I get the following error

我得到了下面的错误。

ValueError: Cannot feed value of shape (64, 10) for Tensor 'TargetsData/Y:0', which has shape '(?, 2)'

ValueError:无法为张量“TargetsData/Y:0”提供形状的值(64,10),它的形状是(?2)'

I have X and X_test with parameters of images and Y and Y_test with labeles in the pickle file. I have tried solutions from similar question, but the didn't work for me.

我有X和X_test参数的图像和Y和Y_test与labeles在pickle文件。我尝试过类似的问题,但对我不起作用。

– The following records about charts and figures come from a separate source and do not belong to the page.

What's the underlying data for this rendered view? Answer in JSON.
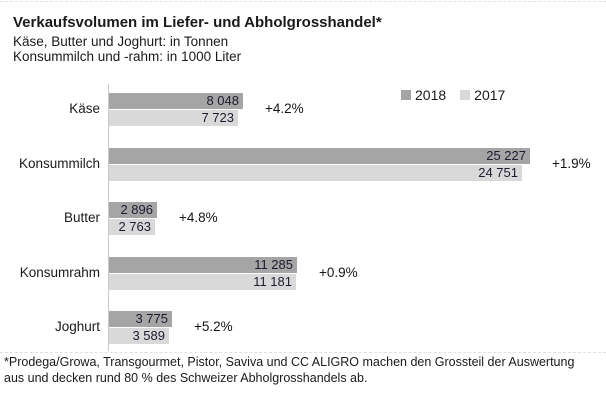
{
  "header": {
    "title": "Verkaufsvolumen im Liefer- und Abholgrosshandel*",
    "subtitle1": "Käse, Butter und Joghurt: in Tonnen",
    "subtitle2": "Konsummilch und -rahm: in 1000 Liter"
  },
  "chart_data": {
    "type": "bar",
    "orientation": "horizontal",
    "title": "Verkaufsvolumen im Liefer- und Abholgrosshandel*",
    "categories": [
      "Käse",
      "Konsummilch",
      "Butter",
      "Konsumrahm",
      "Joghurt"
    ],
    "series": [
      {
        "name": "2018",
        "color": "#a5a5a5",
        "values": [
          8048,
          25227,
          2896,
          11285,
          3775
        ],
        "labels": [
          "8 048",
          "25 227",
          "2 896",
          "11 285",
          "3 775"
        ]
      },
      {
        "name": "2017",
        "color": "#d9d9d9",
        "values": [
          7723,
          24751,
          2763,
          11181,
          3589
        ],
        "labels": [
          "7 723",
          "24 751",
          "2 763",
          "11 181",
          "3 589"
        ]
      }
    ],
    "change_labels": [
      "+4.2%",
      "+1.9%",
      "+4.8%",
      "+0.9%",
      "+5.2%"
    ],
    "value_axis_max": 25227,
    "units_note": "Käse/Butter/Joghurt in Tonnen; Konsummilch/-rahm in 1000 Liter",
    "grid": false,
    "legend_position": "top-right",
    "data_labels_position": "inside-end"
  },
  "footnote": {
    "line1": "*Prodega/Growa, Transgourmet, Pistor, Saviva und CC ALIGRO machen den Grossteil der Auswertung",
    "line2": "aus und decken rund 80 % des Schweizer Abholgrosshandels ab."
  },
  "colors": {
    "series_2018": "#a5a5a5",
    "series_2017": "#d9d9d9",
    "axis_line": "#c9c9c9",
    "value_text": "#1c1c30",
    "background": "#ffffff"
  }
}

Any help would be appericiated.

任何帮助都将被接受。

Thanks.

谢谢。

2 个解决方案

#1


1  

You are getting that error because there is a mismatch between the shape of what you are feeding and what the tensorflow is expecting. To fix the issue, you might want to reshape your Y which is currently shaped at (64,10) to (?, 2). For example, you would do the following:

你会得到这个错误,因为你所吃的东西的形状和你所期望的东西之间不匹配。为了解决这个问题,你可能想要重塑你的Y,它目前的形状是(64,10)到(?,例如,你会做以下工作:

Y = np.reshape(Y, (-1, 2))

#2


0  

Youve specified your output tensor shape as (?,2) and your labels is of the shape (?,10). Your label and output tensor shape must be the same.

您已经指定了输出张量形状为(?,2),您的标签是形状(?,10)。你的标签和输出张量的形状必须相同。

#1


1  

You are getting that error because there is a mismatch between the shape of what you are feeding and what the tensorflow is expecting. To fix the issue, you might want to reshape your Y which is currently shaped at (64,10) to (?, 2). For example, you would do the following:

你会得到这个错误,因为你所吃的东西的形状和你所期望的东西之间不匹配。为了解决这个问题,你可能想要重塑你的Y,它目前的形状是(64,10)到(?,例如,你会做以下工作:

Y = np.reshape(Y, (-1, 2))

#2


0  

Youve specified your output tensor shape as (?,2) and your labels is of the shape (?,10). Your label and output tensor shape must be the same.

您已经指定了输出张量形状为(?,2),您的标签是形状(?,10)。你的标签和输出张量的形状必须相同。